Sudan locked in the horns of the Kremlin

In a country long-ravaged by war, speculation about the depth and purpose of its political ties with Moscow has grown as civil war has dragged on

In a region where wider geopolitical change is taking hold, speculation about the depth and purpose of Moscow’s ties with Khartoum has deepened throughout the civil war. Al Majalla explains.
Sebastien Thibault
In a region where wider geopolitical change is taking hold, speculation about the depth and purpose of Moscow’s ties with Khartoum has deepened throughout the civil war. Al Majalla explains.

Sudan locked in the horns of the Kremlin

Since the eruption of the civil war in Sudan, speculation has been ripe over the exact extent of Russia’s military involvement in the country.

The longer the conflict continues, the more questions are being asked. The answers could prove significant over the country's balance of power and the wider regional and global geopolitical implications.

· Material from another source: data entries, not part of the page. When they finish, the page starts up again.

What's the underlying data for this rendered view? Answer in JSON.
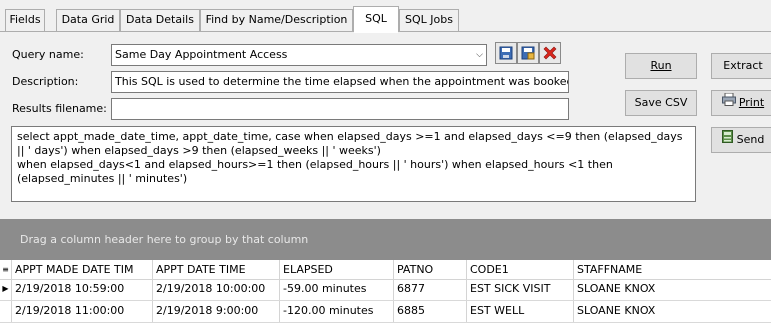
{
  "tabs": [
    {
      "label": "Fields"
    },
    {
      "label": "Data Grid"
    },
    {
      "label": "Data Details"
    },
    {
      "label": "Find by Name/Description"
    },
    {
      "label": "SQL"
    },
    {
      "label": "SQL Jobs"
    }
  ],
  "form": {
    "query_name_label": "Query name:",
    "query_name_value": "Same Day Appointment Access",
    "description_label": "Description:",
    "description_value": "This SQL is used to determine the time elapsed when the appointment was booked",
    "results_label": "Results filename:",
    "results_value": ""
  },
  "icons": [
    "save-icon",
    "save-as-icon",
    "delete-icon"
  ],
  "buttons": {
    "run": "Run",
    "extract": "Extract",
    "save_csv": "Save CSV",
    "print": "Print",
    "send": "Send"
  },
  "sql_text": "select appt_made_date_time, appt_date_time, case when elapsed_days >=1 and elapsed_days <=9 then (elapsed_days || ' days') when elapsed_days >9 then (elapsed_weeks || ' weeks')\nwhen elapsed_days<1 and elapsed_hours>=1 then (elapsed_hours || ' hours') when elapsed_hours <1 then (elapsed_minutes || ' minutes')",
  "grid": {
    "group_hint": "Drag a column header here to group by that column",
    "columns": [
      "APPT MADE DATE TIM",
      "APPT DATE TIME",
      "ELAPSED",
      "PATNO",
      "CODE1",
      "STAFFNAME"
    ],
    "rows": [
      [
        "2/19/2018 10:59:00",
        "2/19/2018 10:00:00",
        "-59.00 minutes",
        "6877",
        "EST SICK VISIT",
        "SLOANE KNOX"
      ],
      [
        "2/19/2018 11:00:00",
        "2/19/2018 9:00:00",
        "-120.00 minutes",
        "6885",
        "EST WELL",
        "SLOANE KNOX"
      ]
    ]
  },
  "colors": {
    "group_bar": "#8c8c8c",
    "delete_red": "#d9261c"
  }
}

Russia first became associated with the war in its early days. Yevgeny Prigozhin, the leader of the country’s paramilitary Wagner Group, positioned himself as a mediator between the sides. He claimed to have good relations with both the regular army and the rival militia, Rapid Support Forces (RSF).

Prigozhin even pledged to help bring peace to Khartoum, his words coming at a time when CNN reported that Wagner was arming the RSF, not least with surface-to-air missiles from neighbouring Libya.

But the war has outlasted Wagner’s founding father, who died in an August plane crash in Russia. Just days beforehand, he had met with RSF envoys in Sudan.

Roots of Russian influence

Russian influence in Africa — be it official or unofficial — is not new. It has also been long-present in Sudan — and at the highest level.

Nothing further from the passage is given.